«L’experte mondiale d’Anonymous»: c’est ainsi que Gabrielle Coleman, anthropologue de l’Université McGill, a été décrite par la revue américaine Chronicles of Higher Education.
Mme Coleman vient de publier le livre Hacker, Hoaxer, Whistleblower, Spy, the Many Faces of Anonymous, après avoir passé d’innombrables heures dans les forums de discussion fréquentés par les membres du groupe d’activistes et avoir rencontré quelques-uns d’entre eux. La Presse s’est entretenue avec elle.
Q: Pourquoi vous êtes-vous intéressée à Anonymous?
R: Durant mes études de doctorat, je devais travailler sur des guérisseurs en Guyane. Je suis tombée malade et j’ai dû passer beaucoup de temps alitée. J’ai découvert les recoins de l’internet et ça m’a incitée à me pencher plutôt sur les pirates [hackers]. Par la suite, j’ai fait un postdoctorat sur la scientologie et j’ai été témoin des attaques d’Anonymous contre cette secte après qu’elle a tenté d’empêcher la divulgation d’une vidéo de prosélytisme mettant en vedette Tom Cruise.
Q: Y a-t-il un lien entre l’opposition à la scientologie et l’appui à WikiLeaks?
R: N’importe qui peut prendre le nom d’Anonymous. Une nouvelle section est née à partir du groupe d’utilisateurs de Pirate Bay, un site de partage de musique et de films. C’est elle qui a soutenu WikiLeaks après que ce site s’est vu refuser l’utilisation des services bancaires. Cela dit, Julian Assange, de WikiLeaks, a combattu la scientologie par le passé. Il a publié sur WikiLeaks de nombreux documents secrets de la scientologie.

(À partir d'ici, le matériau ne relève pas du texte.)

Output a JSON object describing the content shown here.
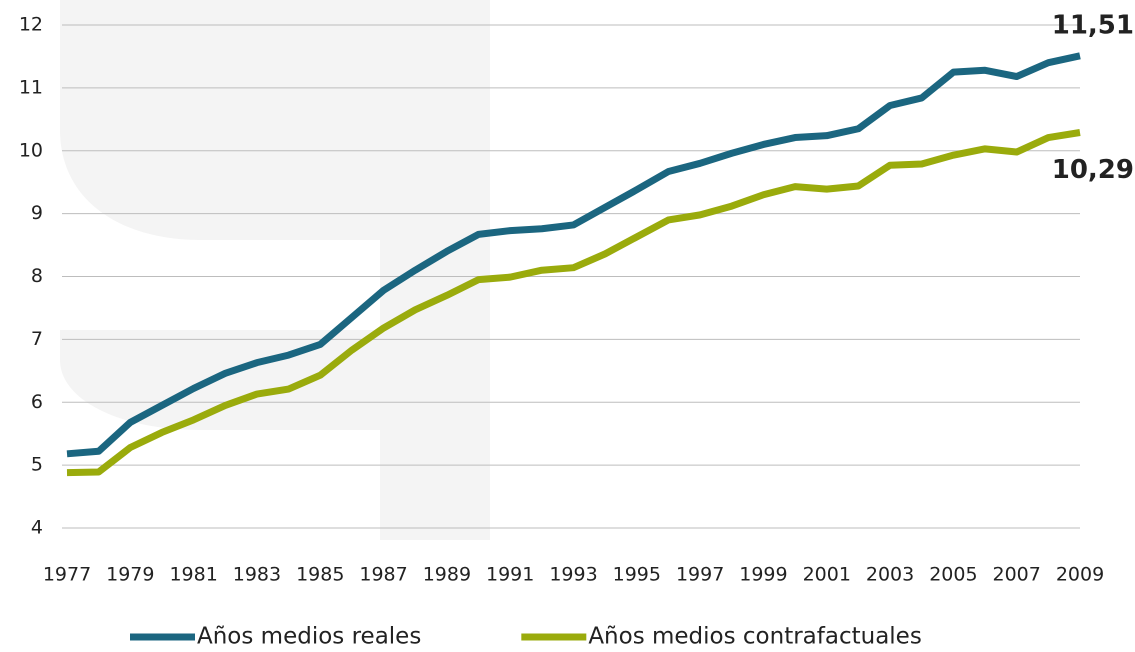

Q: Comment avez-vous fait votre recherche sur Anonymous?
R: J’ai pris une approche ethnographique, holistique. Je me suis intéressée à leur code d’éthique interne, à leur impact politique, à partir des conversations en ligne dont j’ai été témoin. J’ai dû gagner leur confiance, montrer que je n’étais pas menaçante. Je crois que l’anonymat a rendu la collaboration plus facile. Au coeur de l’éthique d’Anonymous se trouve le rejet de la célébrité et de la reconnaissance publique. Certains membres d’Anonymous ont transgressé ces aspects du code et ont été mis au ban du groupe.
Q: Justement, la célébrité de Julian Assange ne devrait-elle pas être un point négatif pour Anonymous?
R: Les gens d’Anonymous sont bien conscients des limites de leur insistance sur l’anonymat. Ils sont conscients que, pour certaines luttes sociales, une figure de proue est nécessaire.
Q: Quelle est l’affiliation politique majoritaire des membres d’Anonymous? Votent-ils pour Barack Obama?
R: C’est assez diversifié, mais il y a très peu de conservateurs anti-avortement ou très religieux. On va des anticapitalistes aux libertariens adeptes du laisser-faire économique.
Q: Avez-vous été surprise par certaines données de vos recherches sur Anonymous?
R: On pense généralement qu’il s’agit d’hommes blancs de la classe moyenne qui sont en colère contre la société. Des hommes aliénés. C’est vrai jusqu’à un certain point, mais il y a plus de diversité culturelle que ce que je pensais. J’ai aussi constaté que l’accent est vraiment sur les questions liées à l’internet. Les enjeux sociaux ne sont presque pas abordés.
Q: Anonymous a-t-il des affinités avec les pirates criminels et les pirates militaires, par exemple ceux de l’armée chinoise?
R: La fraude informatique est très peu présente dans la culture d’Anonymous. Ses membres ne veulent pas être impliqués dans des réseaux criminels ou des actions militaires étrangères. La criminalité organisée et les pirates militaires habitent des mondes totalement étrangers à Anonymous, qui a généralement l’impression que ces deux types de piratages lui donnent injustement une mauvaise réputation. Anonymous veut être vu comme un groupe d’action politique, de «hacktivisme».
ANONYMOUS EN CHIFFRES
5 millions US
Coût de l’attaque d’Anonymous contre PayPal en 2010, parce que PayPal avait suspendu le compte transactionnel de WikiLeaks.
80
Nombre de membres d’Anonymous qui ont participé à la Million March à Montréal, le 5 novembre dernier, au square Victoria. Des marches similaires ont eu lieu le même jour dans 480 autres villes.